Connecticut’s decades-long run as the state with the highest personal income per capita ended last year, new federal data show.
Preliminary estimates from the federal Bureau of Economic Analysis found personal income in Massachusetts averaged $82,475 per person in 2021, beating out Connecticut at $82,082.
Connecticut had held the top spot since 1987, when it edged out resource-rich Alaska.
Adding insult to injury, Massachusetts’ growth since the Great Recession wasn’t exceptional. Its per-capita personal income rose about 62 percent, only slightly ahead of the national rate of 61 percent.
Instead, Connecticut’s fall stems from posting the slowest per-capita personal income growth of any state, rising just under 38 percent since 2009. Connecticut’s growth was slow enough to be overtaken by Massachusetts which just 12 years prior had per-capita personal income that was 15 percent lower.
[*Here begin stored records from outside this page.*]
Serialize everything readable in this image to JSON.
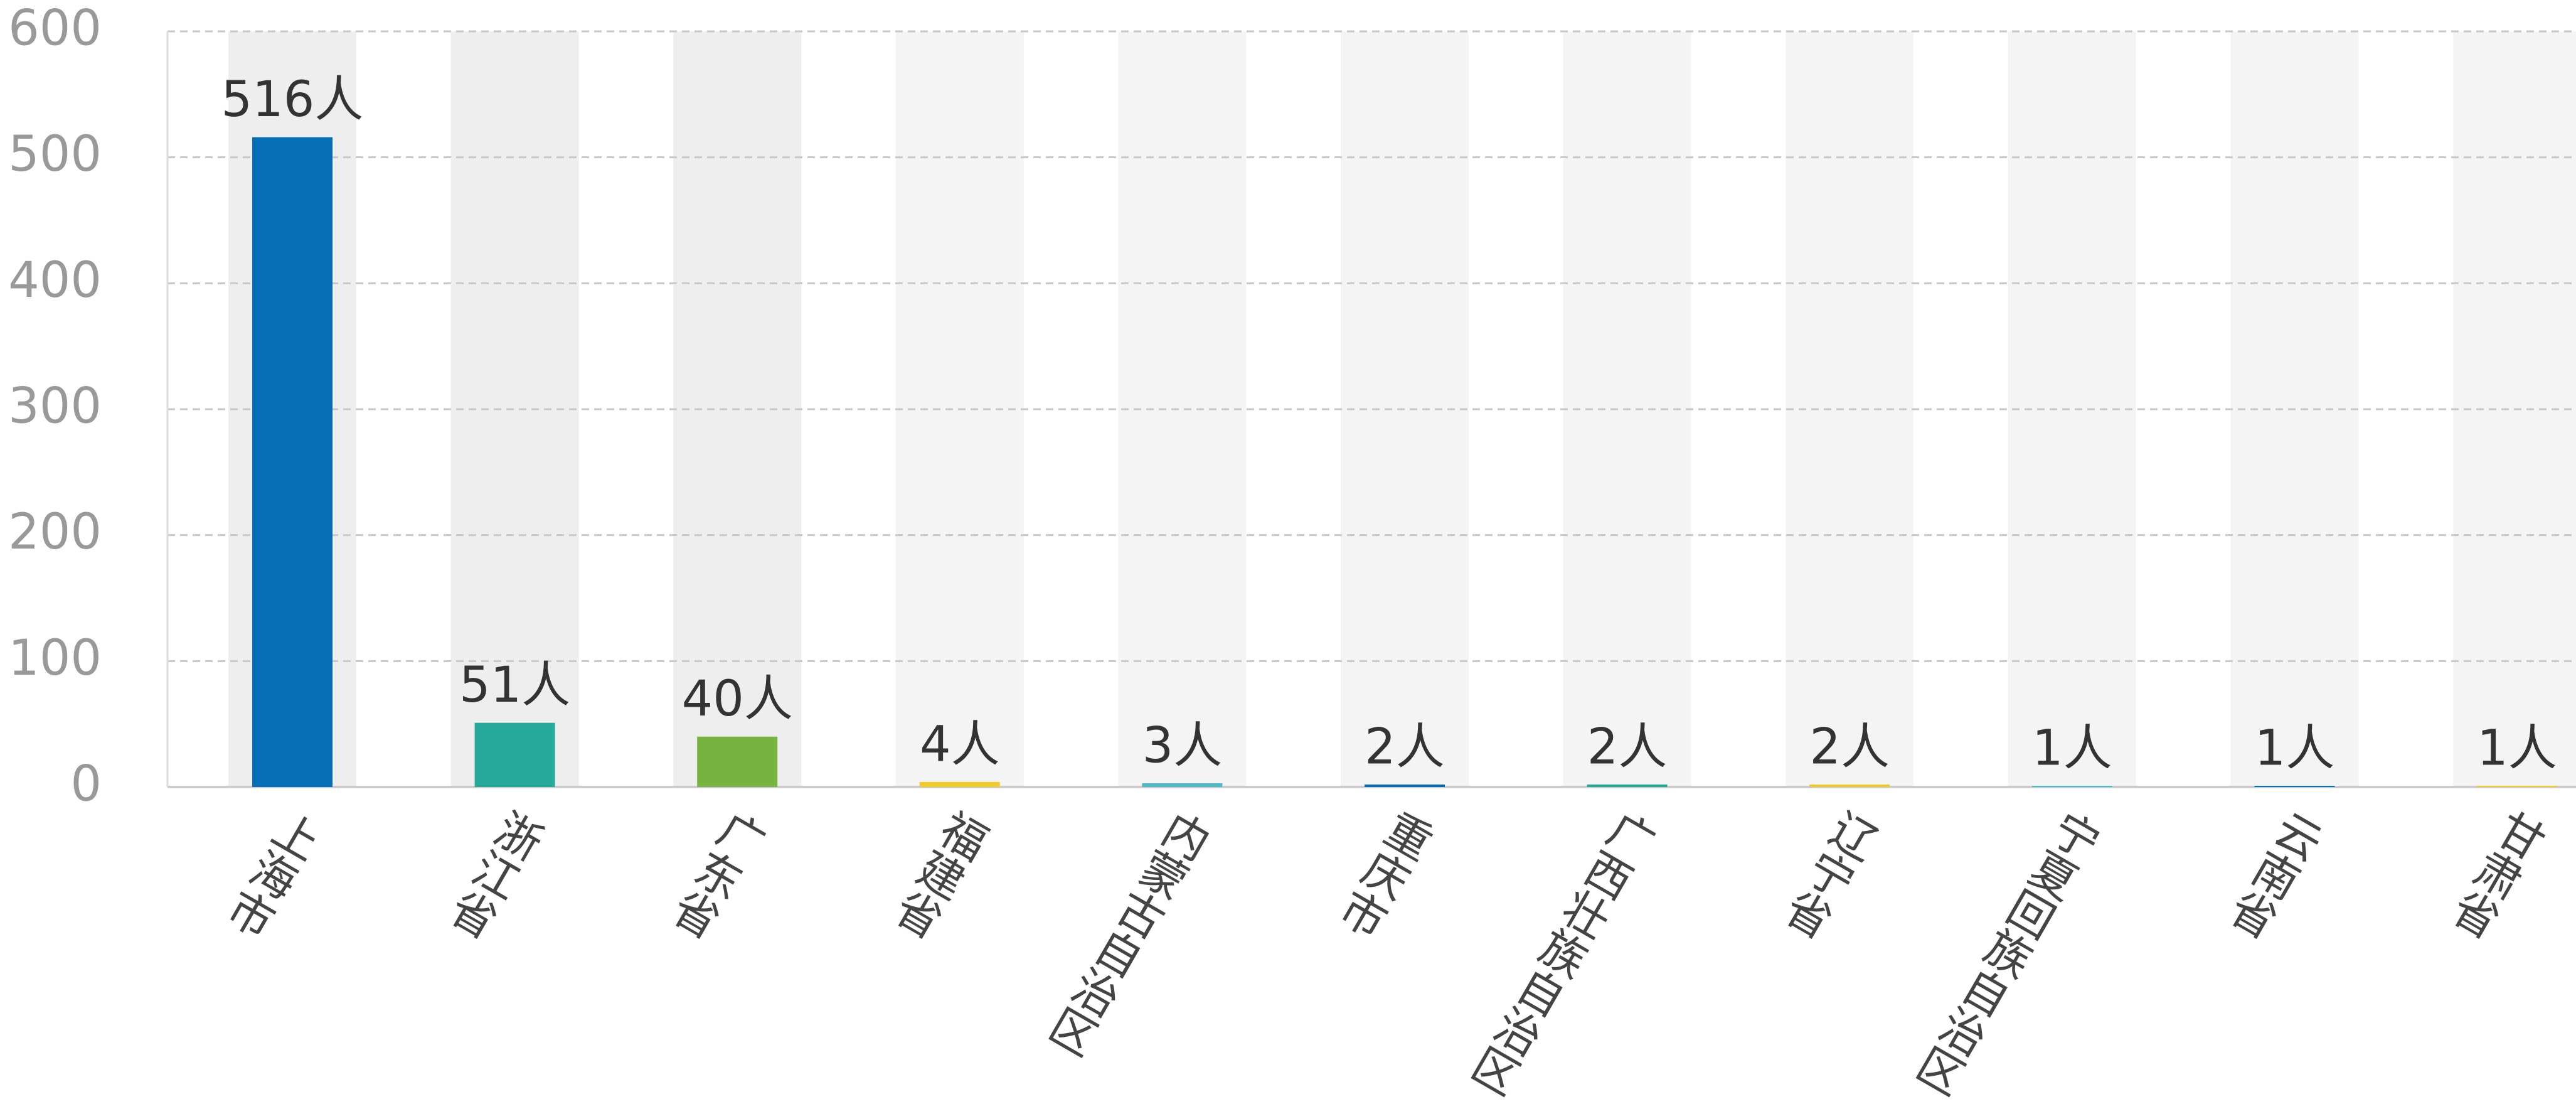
{
  "chart_data": {
    "type": "bar",
    "categories": [
      "上海市",
      "浙江省",
      "广东省",
      "福建省",
      "内蒙古自治区",
      "重庆市",
      "广西壮族自治区",
      "辽宁省",
      "宁夏回族自治区",
      "云南省",
      "甘肃省"
    ],
    "values": [
      516,
      51,
      40,
      4,
      3,
      2,
      2,
      2,
      1,
      1,
      1
    ],
    "value_labels": [
      "516人",
      "51人",
      "40人",
      "4人",
      "3人",
      "2人",
      "2人",
      "2人",
      "1人",
      "1人",
      "1人"
    ],
    "colors": [
      "#0570b5",
      "#26a99a",
      "#76b340",
      "#f0c92c",
      "#4eb8c6",
      "#0570b5",
      "#26a99a",
      "#f0c92c",
      "#4eb8c6",
      "#0570b5",
      "#f0c92c"
    ],
    "ylim": [
      0,
      600
    ],
    "yticks": [
      0,
      100,
      200,
      300,
      400,
      500,
      600
    ],
    "grid": true
  }
}
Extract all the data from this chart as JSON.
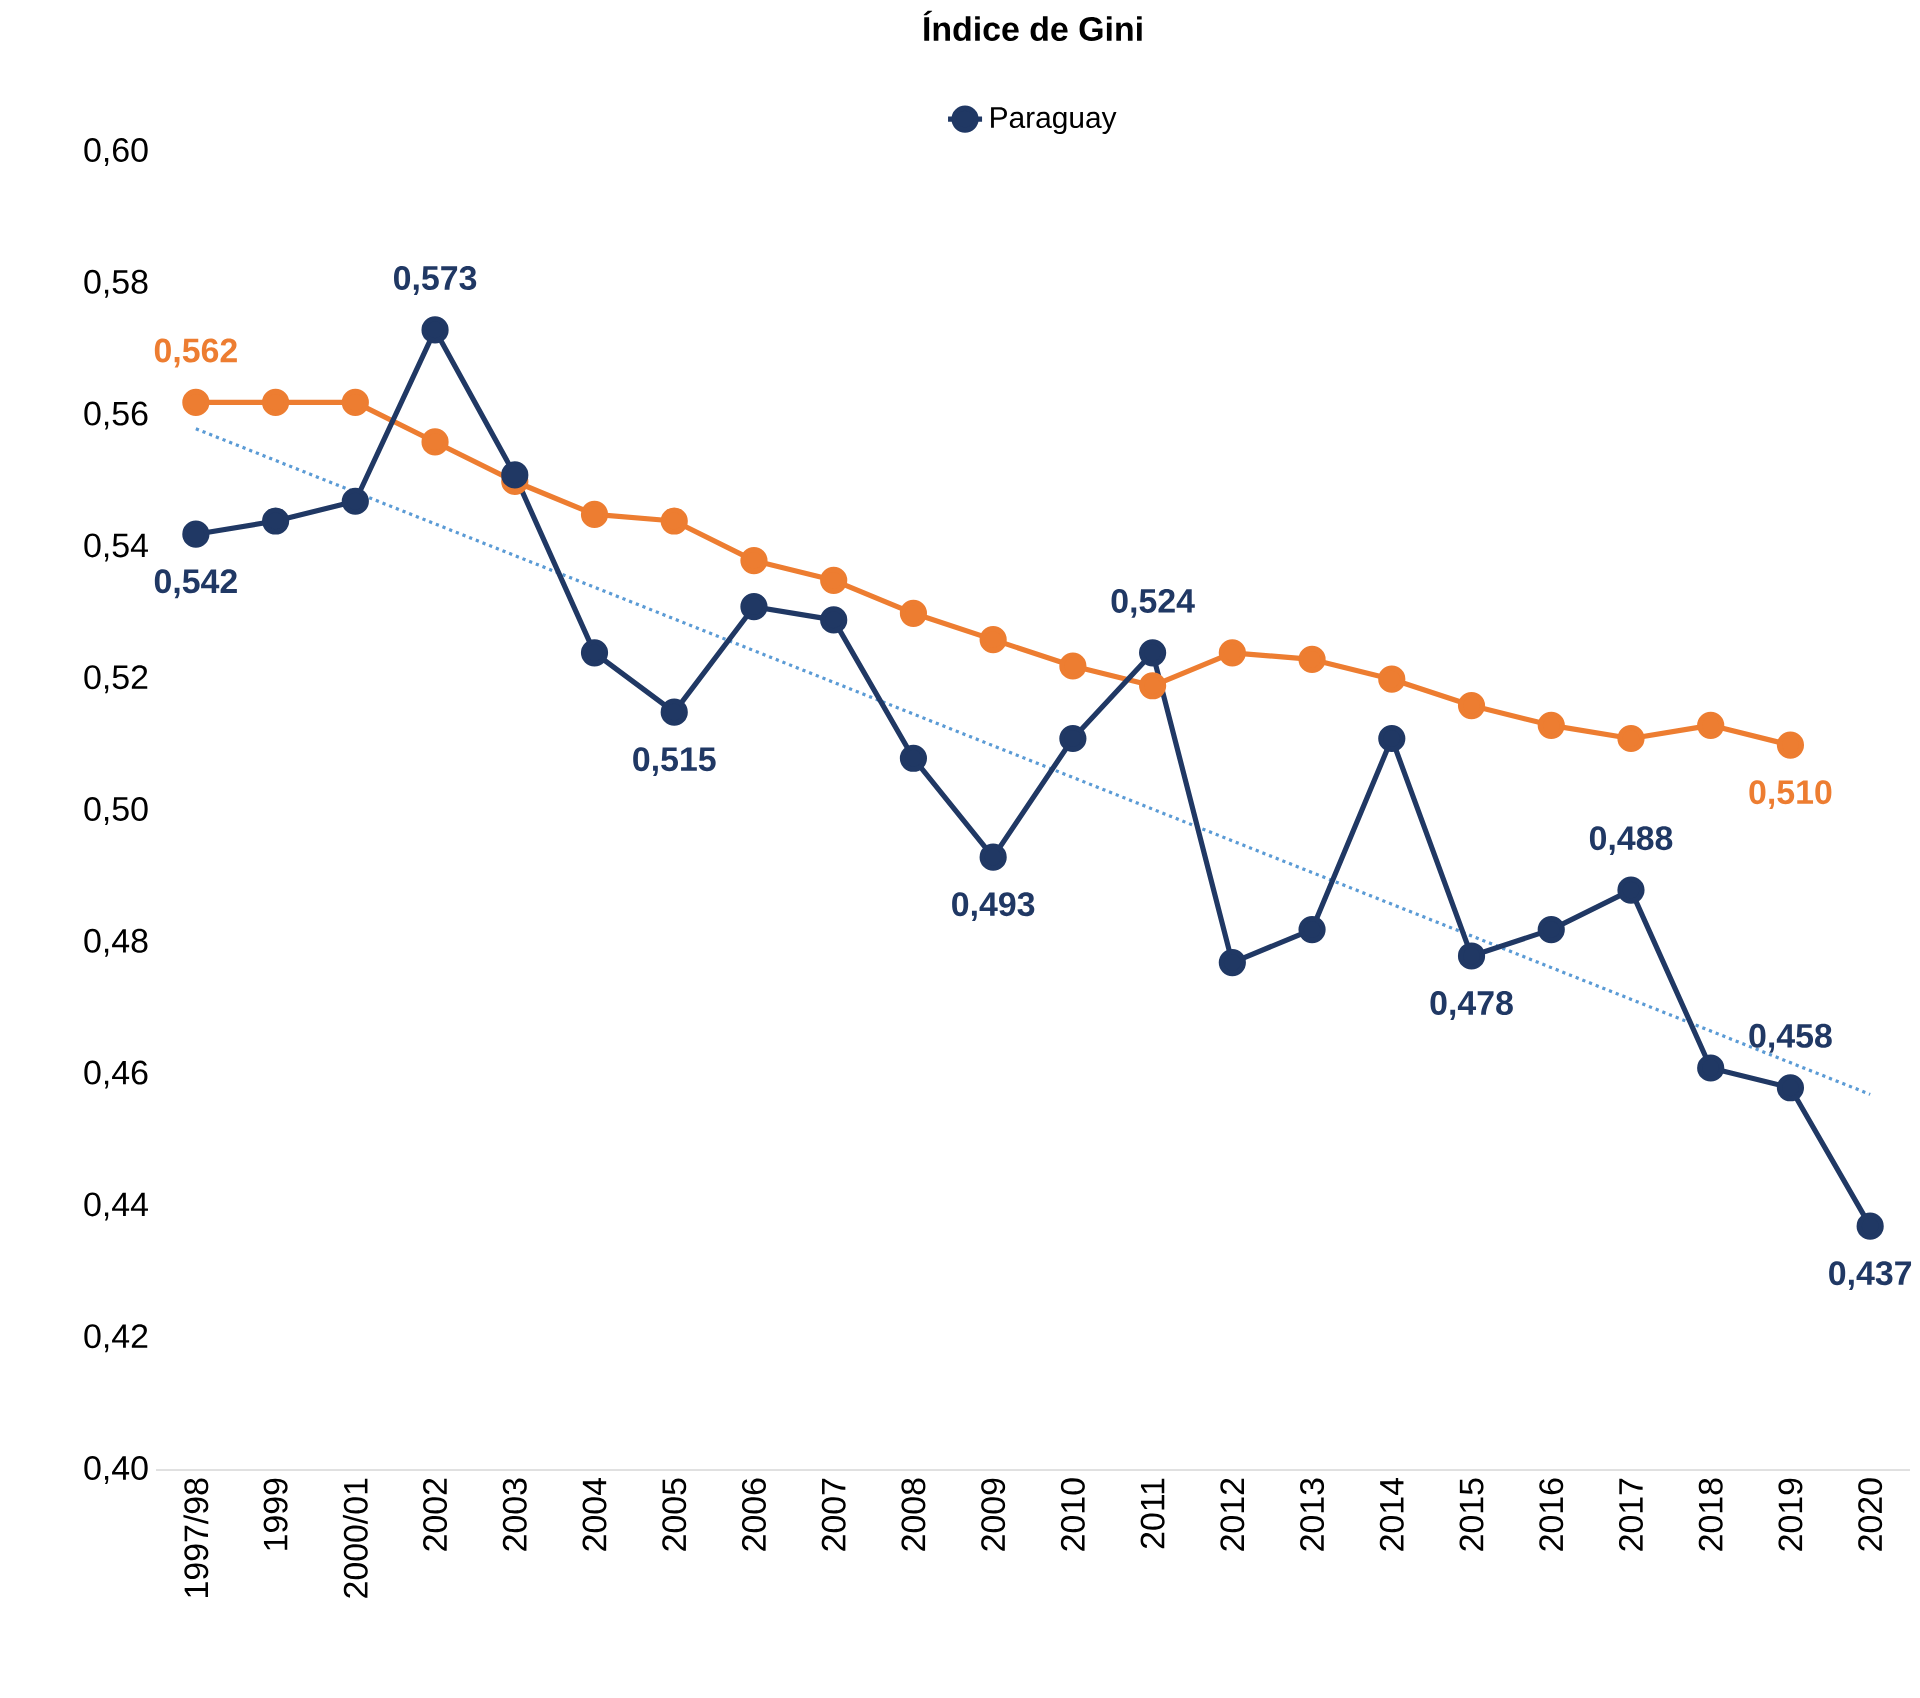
{
  "chart_data": {
    "type": "line",
    "title": "Índice de Gini",
    "categories": [
      "1997/98",
      "1999",
      "2000/01",
      "2002",
      "2003",
      "2004",
      "2005",
      "2006",
      "2007",
      "2008",
      "2009",
      "2010",
      "2011",
      "2012",
      "2013",
      "2014",
      "2015",
      "2016",
      "2017",
      "2018",
      "2019",
      "2020"
    ],
    "series": [
      {
        "name": "Paraguay",
        "color": "#203864",
        "values": [
          0.542,
          0.544,
          0.547,
          0.573,
          0.551,
          0.524,
          0.515,
          0.531,
          0.529,
          0.508,
          0.493,
          0.511,
          0.524,
          0.477,
          0.482,
          0.511,
          0.478,
          0.482,
          0.488,
          0.461,
          0.458,
          0.437
        ],
        "value_labels": [
          "0,542",
          null,
          null,
          "0,573",
          null,
          null,
          "0,515",
          null,
          null,
          null,
          "0,493",
          null,
          "0,524",
          null,
          null,
          null,
          "0,478",
          null,
          "0,488",
          null,
          "0,458",
          "0,437"
        ]
      },
      {
        "color": "#ed7d31",
        "values": [
          0.562,
          0.562,
          0.562,
          0.556,
          0.55,
          0.545,
          0.544,
          0.538,
          0.535,
          0.53,
          0.526,
          0.522,
          0.519,
          0.524,
          0.523,
          0.52,
          0.516,
          0.513,
          0.511,
          0.513,
          0.51,
          null
        ],
        "value_labels": [
          "0,562",
          null,
          null,
          null,
          null,
          null,
          null,
          null,
          null,
          null,
          null,
          null,
          null,
          null,
          null,
          null,
          null,
          null,
          null,
          null,
          "0,510",
          null
        ]
      },
      {
        "color": "#5b9bd5",
        "marker": "none",
        "line_style": "dotted",
        "values": [
          0.558,
          null,
          null,
          null,
          null,
          null,
          null,
          null,
          null,
          null,
          null,
          null,
          null,
          null,
          null,
          null,
          null,
          null,
          null,
          null,
          null,
          0.457
        ]
      }
    ],
    "ylim": [
      0.4,
      0.6
    ],
    "yticks": [
      {
        "value": 0.4,
        "label": "0,40"
      },
      {
        "value": 0.42,
        "label": "0,42"
      },
      {
        "value": 0.44,
        "label": "0,44"
      },
      {
        "value": 0.46,
        "label": "0,46"
      },
      {
        "value": 0.48,
        "label": "0,48"
      },
      {
        "value": 0.5,
        "label": "0,50"
      },
      {
        "value": 0.52,
        "label": "0,52"
      },
      {
        "value": 0.54,
        "label": "0,54"
      },
      {
        "value": 0.56,
        "label": "0,56"
      },
      {
        "value": 0.58,
        "label": "0,58"
      },
      {
        "value": 0.6,
        "label": "0,60"
      }
    ],
    "marker": "circle",
    "line_style": "solid",
    "grid": false,
    "legend": "top"
  }
}
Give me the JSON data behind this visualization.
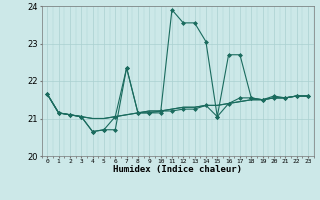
{
  "title": "",
  "xlabel": "Humidex (Indice chaleur)",
  "ylabel": "",
  "bg_color": "#cce8e8",
  "grid_color": "#aad0d0",
  "line_color": "#1a6b5e",
  "xlim": [
    -0.5,
    23.5
  ],
  "ylim": [
    20,
    24
  ],
  "yticks": [
    20,
    21,
    22,
    23,
    24
  ],
  "series": [
    [
      21.65,
      21.15,
      21.1,
      21.05,
      20.65,
      20.7,
      20.7,
      22.35,
      21.15,
      21.15,
      21.15,
      23.9,
      23.55,
      23.55,
      23.05,
      21.05,
      22.7,
      22.7,
      21.55,
      21.5,
      21.6,
      21.55,
      21.6,
      21.6
    ],
    [
      21.65,
      21.15,
      21.1,
      21.05,
      20.65,
      20.7,
      21.05,
      22.35,
      21.15,
      21.15,
      21.2,
      21.2,
      21.25,
      21.25,
      21.35,
      21.05,
      21.4,
      21.55,
      21.55,
      21.5,
      21.55,
      21.55,
      21.6,
      21.6
    ],
    [
      21.65,
      21.15,
      21.1,
      21.05,
      21.0,
      21.0,
      21.05,
      21.1,
      21.15,
      21.2,
      21.2,
      21.25,
      21.3,
      21.3,
      21.35,
      21.35,
      21.4,
      21.45,
      21.5,
      21.5,
      21.55,
      21.55,
      21.6,
      21.6
    ],
    [
      21.65,
      21.15,
      21.1,
      21.05,
      21.0,
      21.0,
      21.05,
      21.1,
      21.15,
      21.2,
      21.2,
      21.25,
      21.3,
      21.3,
      21.35,
      21.35,
      21.4,
      21.45,
      21.5,
      21.5,
      21.55,
      21.55,
      21.6,
      21.6
    ]
  ],
  "marker_series": [
    0,
    1
  ],
  "marker_style": "D",
  "marker_size": 2.0
}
Massachusetts and Connecticut have notably taken divergent paths over the past half-century on questions of tax policy: Massachusetts in 1980 overhauled its local property tax system and capped the rate at which taxes could rise. The state levies a flat income tax, meaning each dollar is taxed at the same rate. The rate was trimmed from 5.85 percent to 5 percent between 2000 and 2020.
Connecticut, on the other hand, has not adopted restrictions on property tax growth and generally ignored the biggest cost-drivers behind them. The state adopted an income tax in 1991 and hiked rates four times between 2003 and 2015—that is, when Massachusetts was working to cut its own.
To be sure, tax policy isn’t the end-all-be-all of an area’s economic health. But given that Massachusetts and Connecticut are neighboring New England states with similar industrial histories and demographic profiles, there are fewer variables that can explain why recent outcomes have differed so much.
Put another way: no one can blame the cold winters this time.